If you are having severe symptoms like losing hair, being cold all the time, being very slow mentally, have froggy neck and eyes, and your T4 is low and TSH is high, then it would be a thyroid problem. I would put low as around 12 or under for T4 and over 5 as high for TSH. However, if these symptoms are not present, it is very controversial. Personally, I would prefer to wait until there was indisputable evidence.

SeasideSusieAdministrator in reply to DelicateInput

I have never seen the ranges you quote and I have had thyroid tests in various locations.

If you read posts on this forum you will.

And it doesn't matter if you would put low as around 12 or under, it depends on the range as mentioned in the other thread. In my area 12 would be exactly 50% through the range.

Well, if you tell me where to go, I will get a blood test done and when I present it to my GP they will tell me that it is the same result (ie my T4 is 11) and within range, regardless of what the lab in another area says.

SeasideSusieAdministrator in reply to DelicateInput


OK - buy a kit from Medichecks or Blue Horizon. Their range for FT4 is 12-22.

With your range quoted above of 9-25 and a result of 11, you are 12.5% through the range.

Take your result of 11 and use Medichecks/Blue Horizon range and you are below range.

To be 12.5% through their range your result would come back at 13.25

But if you want to do this experiment you would have to do the Medichecks or Blue Horizon test at the same time as a test where the range is different and do them from the same blood draw.


If you google endometriosis and Hashimoto's you will see there's lots of evidence they are linked

Hashimoto's is also called autoimmune thyroid disease and diagnosed by high thyroid antibodies

For full Thyroid evaluation you need TSH, FT4, FT3 plus TPO and TG thyroid antibodies and also very important to test vitamin D, folate, ferritin and B12

Ask your GP to test vitamins and thyroid antibodies, or Private tests are available. Thousands on here forced to do this as NHS often refuses to test FT3 or antibodies or vitamins


Medichecks Thyroid plus ultra vitamin or Blue Horizon Thyroid plus eleven are the most popular choice. DIY finger prick test or option to pay extra for private blood draw. Both companies often have money off offers.

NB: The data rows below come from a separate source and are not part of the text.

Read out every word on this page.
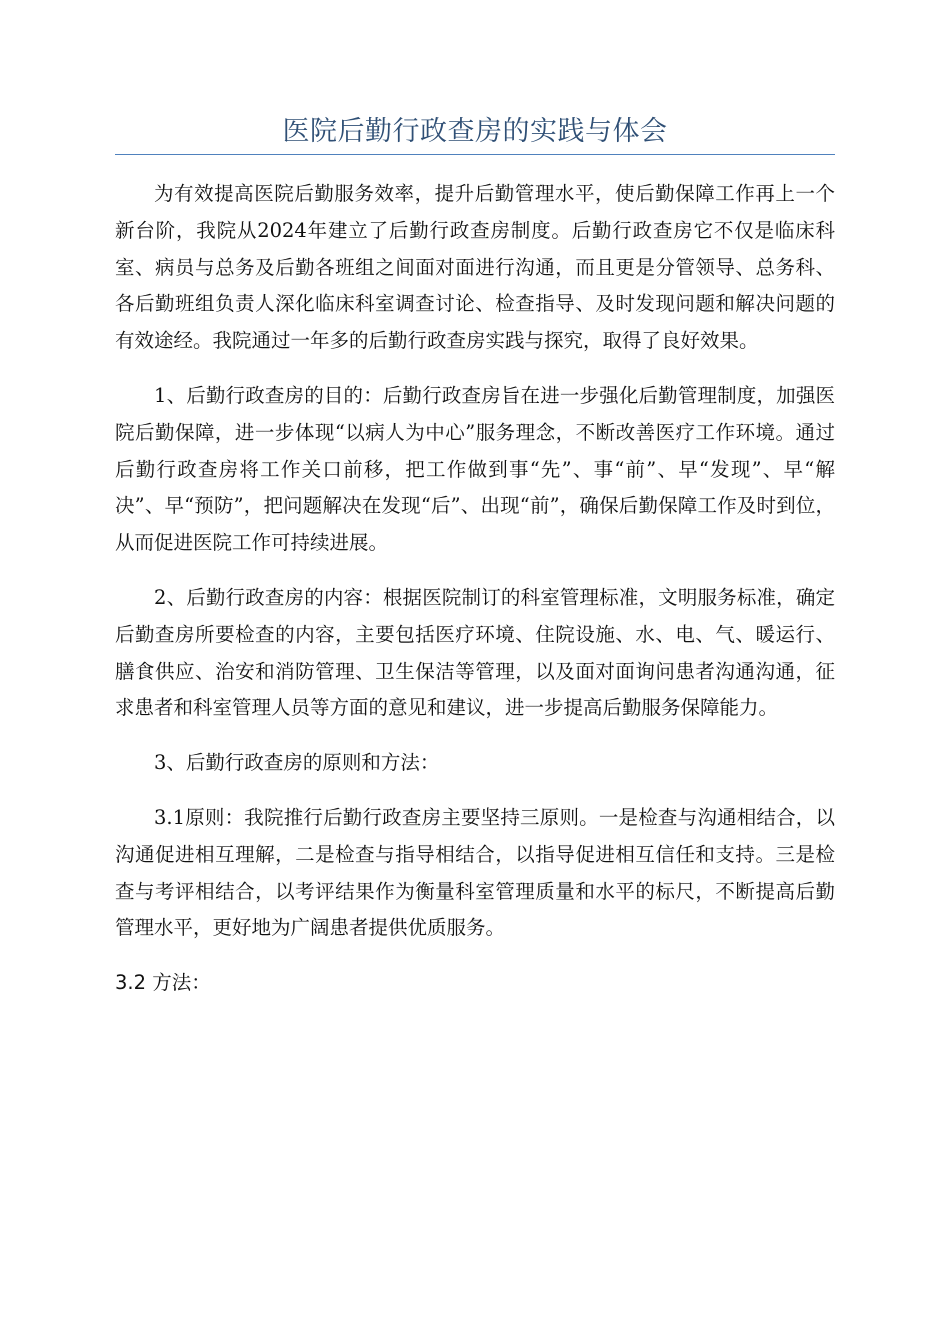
医院后勤行政查房的实践与体会

为有效提高医院后勤服务效率，提升后勤管理水平，使后勤保障工作再上一个新台阶，我院从2024年建立了后勤行政查房制度。后勤行政查房它不仅是临床科室、病员与总务及后勤各班组之间面对面进行沟通，而且更是分管领导、总务科、各后勤班组负责人深化临床科室调查讨论、检查指导、及时发现问题和解决问题的有效途经。我院通过一年多的后勤行政查房实践与探究，取得了良好效果。

1、后勤行政查房的目的：后勤行政查房旨在进一步强化后勤管理制度，加强医院后勤保障，进一步体现“以病人为中心”服务理念，不断改善医疗工作环境。通过后勤行政查房将工作关口前移，把工作做到事“先”、事“前”、早“发现”、早“解决”、早“预防”，把问题解决在发现“后”、出现“前”，确保后勤保障工作及时到位，从而促进医院工作可持续进展。

2、后勤行政查房的内容：根据医院制订的科室管理标准，文明服务标准，确定后勤查房所要检查的内容，主要包括医疗环境、住院设施、水、电、气、暖运行、膳食供应、治安和消防管理、卫生保洁等管理，以及面对面询问患者沟通沟通，征求患者和科室管理人员等方面的意见和建议，进一步提高后勤服务保障能力。

3、后勤行政查房的原则和方法：

3.1原则：我院推行后勤行政查房主要坚持三原则。一是检查与沟通相结合，以沟通促进相互理解，二是检查与指导相结合，以指导促进相互信任和支持。三是检查与考评相结合，以考评结果作为衡量科室管理质量和水平的标尺，不断提高后勤管理水平，更好地为广阔患者提供优质服务。

3.2 方法：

All thyroid tests should ideally be done as early as possible in morning and fasting. This gives highest TSH, lowest FT4 and most consistent results. (Patient to patient tip, GP will be unaware)

If antibodies are high this is Hashimoto's, (also known by medics here in UK more commonly as autoimmune thyroid disease).

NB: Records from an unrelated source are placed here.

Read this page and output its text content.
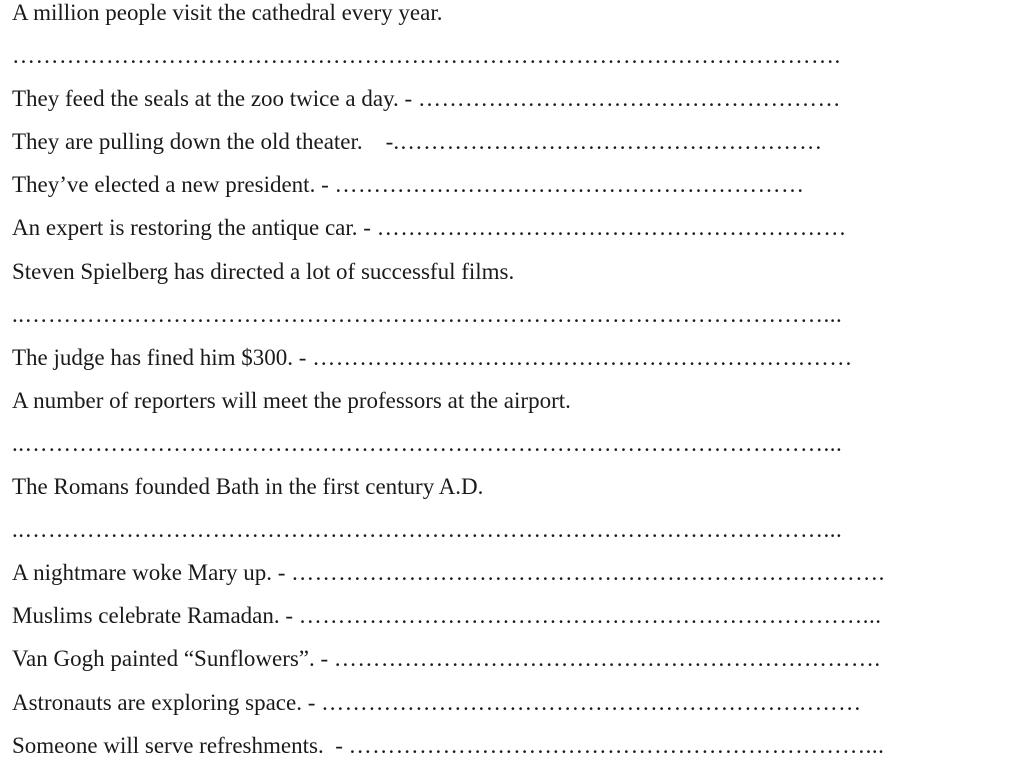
A million people visit the cathedral every year.
…………………………………………………………………………………………….
They feed the seals at the zoo twice a day. - ………………………………………………
They are pulling down the old theater.    - .………………………………………………
They’ve elected a new president. - ……………………………………………………
An expert is restoring the antique car. - ……………………………………………………
Steven Spielberg has directed a lot of successful films.
..…………………………………………………………………………………………...
The judge has fined him $300. - ……………………………………………………………
A number of reporters will meet the professors at the airport.
..…………………………………………………………………………………………...
The Romans founded Bath in the first century A.D.
..…………………………………………………………………………………………...
A nightmare woke Mary up. - ………………………………………………………………….
Muslims celebrate Ramadan. - ………………………………………………………………...
Van Gogh painted “Sunflowers”. - …………………………………………………………….
Astronauts are exploring space. - ……………………………………………………………
Someone will serve refreshments.  - …………………………………………………………...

About 90% of all hypothyroidism in Uk is due to Hashimoto's. Low vitamins are especially common with Hashimoto's. Food intolerances are very common too, especially gluten. So it's important to get TPO and TG thyroid antibodies tested at least once .

Link about thyroid blood tests


Link about antibodies and Hashimoto's



List of hypothyroid symptoms


Thank you so much for your replies, this is really helpful and has made me doubt myself less which is hard when professionals are telling you everything is fine. My TSH I've mentioned above and I will post T4, T3 and antibodies once I have them - I have now ordered a private thyroid test through my Nutritionest. My B12 was 200 mark fluctuating from just below to above so am on supplements for that but know something much more is going on. Will persevere!!